The book begins with an overview of synchronous-context free grammar (SCFG) and synchronous tree-substitution grammar (STSG) along with their associated statistical models. It also describes how three popular instantiations (Hiero, SAMT, and GHKM) are learned from parallel corpora. It introduces and details hypergraphs and associated general algorithms, as well as algorithms for decoding with both tree and string input. Special attention is given to efficiency, including search approximations such as beam search and cube pruning, data structures, and parsing algorithms. The book consistently highlights the strengths (and limitations) of syntax-based approaches, including their ability to generalize phrase-based translation units, their modeling of specific linguistic phenomena, and their function of structuring the search space.
Table of Contents
Preface
Acknowledgments
Models
Learning from Parallel Text
Decoding I: Preliminaries
Decoding II: Tree Decoding
Decoding III: String Decoding
Selected Topics
Closing Remarks
Bibliography
Authors’ Biographies
Author Index
Index
About the Author(s)
Philip Williams, University of Edinburgh
Philip Williams is a Research Associate at the University of Edinburgh, where he completed his Ph.D. in 2014. His main research interest is the integration of linguistic information into statistical machine translation. In his thesis, he applied unification-based constraints to syntax-based statistical machine translation. He is the main contributor to the syntax-based models in the Moses toolkit.

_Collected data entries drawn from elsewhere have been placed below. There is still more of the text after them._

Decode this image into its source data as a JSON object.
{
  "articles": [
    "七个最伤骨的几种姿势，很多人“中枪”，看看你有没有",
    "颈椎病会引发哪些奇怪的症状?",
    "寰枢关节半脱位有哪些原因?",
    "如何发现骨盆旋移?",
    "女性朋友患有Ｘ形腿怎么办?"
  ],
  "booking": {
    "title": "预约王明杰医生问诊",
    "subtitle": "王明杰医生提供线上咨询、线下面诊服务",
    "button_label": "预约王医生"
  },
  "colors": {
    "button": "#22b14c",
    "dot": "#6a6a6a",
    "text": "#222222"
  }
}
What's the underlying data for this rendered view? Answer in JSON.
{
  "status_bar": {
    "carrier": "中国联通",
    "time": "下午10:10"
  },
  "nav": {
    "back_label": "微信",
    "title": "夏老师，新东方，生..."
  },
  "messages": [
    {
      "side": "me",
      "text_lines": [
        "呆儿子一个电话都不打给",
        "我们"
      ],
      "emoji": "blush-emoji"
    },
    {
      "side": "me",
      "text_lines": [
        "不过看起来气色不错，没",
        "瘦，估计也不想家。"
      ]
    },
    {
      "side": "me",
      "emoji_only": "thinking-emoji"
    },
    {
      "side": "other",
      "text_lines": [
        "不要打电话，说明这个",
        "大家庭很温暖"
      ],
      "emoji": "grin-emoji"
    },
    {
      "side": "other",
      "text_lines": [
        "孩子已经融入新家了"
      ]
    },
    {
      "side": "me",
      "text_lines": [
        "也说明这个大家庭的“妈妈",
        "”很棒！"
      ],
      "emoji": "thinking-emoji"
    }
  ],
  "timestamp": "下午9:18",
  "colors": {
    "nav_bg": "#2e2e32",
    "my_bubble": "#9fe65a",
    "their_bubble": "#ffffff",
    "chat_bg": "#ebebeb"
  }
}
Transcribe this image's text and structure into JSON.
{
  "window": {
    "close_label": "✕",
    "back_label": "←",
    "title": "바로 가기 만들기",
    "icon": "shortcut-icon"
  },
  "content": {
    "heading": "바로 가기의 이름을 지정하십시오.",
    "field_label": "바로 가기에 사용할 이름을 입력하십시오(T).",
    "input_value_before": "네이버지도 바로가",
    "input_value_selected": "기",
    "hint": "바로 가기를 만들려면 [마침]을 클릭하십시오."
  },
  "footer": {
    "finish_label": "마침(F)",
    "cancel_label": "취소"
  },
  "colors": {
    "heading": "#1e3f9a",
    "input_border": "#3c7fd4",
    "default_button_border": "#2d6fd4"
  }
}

Rico Sennrich, University of Edinburgh
Rico Sennrich is a Research Associate at the University of Edinburgh. He received his Ph.D. in Computational Linguistics from the University of Zurich in 2013. His research focuses on data-driven natural language processing, in particular machine translation, syntax, and morphology. His contributions to syntax-based machine translation include a more efficient algorithm for SCFG decoding, and novel models for syntactic language modelling and productive generation of compounds. He developed syntax-based SMT systems for English-German that were tied for first place in the shared translation tasks of WMT 2014 and 2015.
Matt Post, Johns Hopkins University
Matt Post is a Senior Research Scientist at the Human Language Technology Center of Excellence at Johns Hopkins University, where he has been since completing his Ph.D. at the University of Rochester in 2011. Since 2012, he has co-organized the WMT Conference on Statistical Machine Translation. He is the maintainer of the Apache Joshua statistical machine translation toolkit.
Philipp Koehn, Johns Hopkins University
Philipp Koehn is a Professor of Computer Science at Johns Hopkins University, where he is affiliated with the Center for Language and Speech Processing. He also is the Chair of Machine Translation at the University of Edinburgh. He received his Ph.D. in 2003 from the University of Southern California. He is the creator and maintainer of Moses, the de facto statistical machine translation system, used throughout the world in both research and industry. He is a co-founder of the WMT Conference on Statistical Machine Translation, and author of the 2009 textbook Statistical Machine Translation.
Reviews
I found this book to be a useful reference book for those interested in syntax-based SMT. The book is well organized, which makes it easy for readers to refer to specific aspects of syntax-based SMT. An improvement can be made to the presentation of ideas in this book. Throughout the book, there are many technical keywords, resulting from the complexity of syntax-based SMT. It would be useful to highlight
these keywords in a side bar to remind readers that they are important keywords. In addition, although examples are given throughout the book, it would be even more useful to use these examples to illustrate how the algorithms work, so that readers can gain a better understanding of the algorithms.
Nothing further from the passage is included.